Lifting effects may also occur through “tissue tightening”, a method of creating deep dermal collagen contraction by heat application. Originally performed with radiofrequency energy by the Thermage device, other devices combining laser or intense pulsed light with radiofrequency energy (Syneron devices) or infrared light energy alone (Cutera device) may soon claim to achieve similar results. While the dermal collagen is injured, associated inflammation is typically minimal, and there is no current evidence that any of these devices, appropriately used, would interfere with a tattoo. The tightening effects are also subtle enough so as not to create dramatic changes in the position of the eyelids, brows, or lips. Since these are rather new devices, the treating physician should be informed of the presence and location of cosmetic tattoos, so that these may be avoided. The most aggressive lifting techniques, surgical lifts, are employed specifically to create more dramatic lifting effects than other techniques can deliver. A client strongly considering these therefore should probably undergo surgical lifting before tattooing. In addition to positional changes, more significant inflammation would be expected to accompany surgical incisions, tissue undermining, and their attendant post-operative wound healing.

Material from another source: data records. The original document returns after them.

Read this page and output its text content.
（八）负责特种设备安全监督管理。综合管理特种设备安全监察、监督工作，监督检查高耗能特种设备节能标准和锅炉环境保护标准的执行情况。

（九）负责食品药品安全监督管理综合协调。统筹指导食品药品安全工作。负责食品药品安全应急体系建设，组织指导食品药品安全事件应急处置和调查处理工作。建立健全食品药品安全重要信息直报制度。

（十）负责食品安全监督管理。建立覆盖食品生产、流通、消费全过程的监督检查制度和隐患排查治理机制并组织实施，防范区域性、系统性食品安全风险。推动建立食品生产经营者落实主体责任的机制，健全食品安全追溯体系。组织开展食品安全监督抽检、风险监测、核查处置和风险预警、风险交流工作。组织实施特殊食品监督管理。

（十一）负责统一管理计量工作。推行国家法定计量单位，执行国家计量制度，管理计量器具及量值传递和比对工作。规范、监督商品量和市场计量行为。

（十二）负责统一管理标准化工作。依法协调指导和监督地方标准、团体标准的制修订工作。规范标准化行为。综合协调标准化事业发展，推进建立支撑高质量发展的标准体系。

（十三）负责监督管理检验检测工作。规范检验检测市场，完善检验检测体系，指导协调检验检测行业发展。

Use of Q-switched laser (alexandrite, ruby, or Nd:YAG) are well known to cause permanent pigment darkening reactions in titanium and iron oxides commonly used in tattooing. Therefore it is exceedingly important that a physician who may use a Q-switched laser in an area of cosmetic tattooing must know of the tattoo’s existence; otherwise a beautifully performed cosmetic tattoo may quickly become an unsightly black tattoo. Ablative resurfacing (removal of the epidermis and portions of the dermis by dermabrasion, carbon dioxide or Er:YAG laser, or chemical peeling agents) should also be strictly avoided. This technique allows pigment to eliminate through the “open” surface and causes significant inflammation to remove tattoo pigment and decrease tattoo color intensity. While non-ablative laser resurfacing (creating a dermal injury while leaving the epidermis intact) has not been reported to cause problems with cosmetic tattoos, vigorous treatment can result in inflammation lasting hours or days and might theoretically lead to some pigment removal. Laser hair removal, which employs alexandrite, diode, and Nd:YAG lasers, deposits light over a longer pulse duration than their Q-switched counterparts and is not known to cause tattoo pigment darkening. Still, significant inflammation can occur and the multiple treatments required for successful laser hair removal might lighten cosmetic tattoos. Finally, topical photodynamic therapy using aminolevulinic acid (ALA) and intense pulsed light or pulsed dye laser is becoming very popular for improvement of photoaging. This technique alone can cause significant facial inflammation (2-3 days), and even more so if additional sunlight causes an unintended phototoxic reaction (2-3 weeks).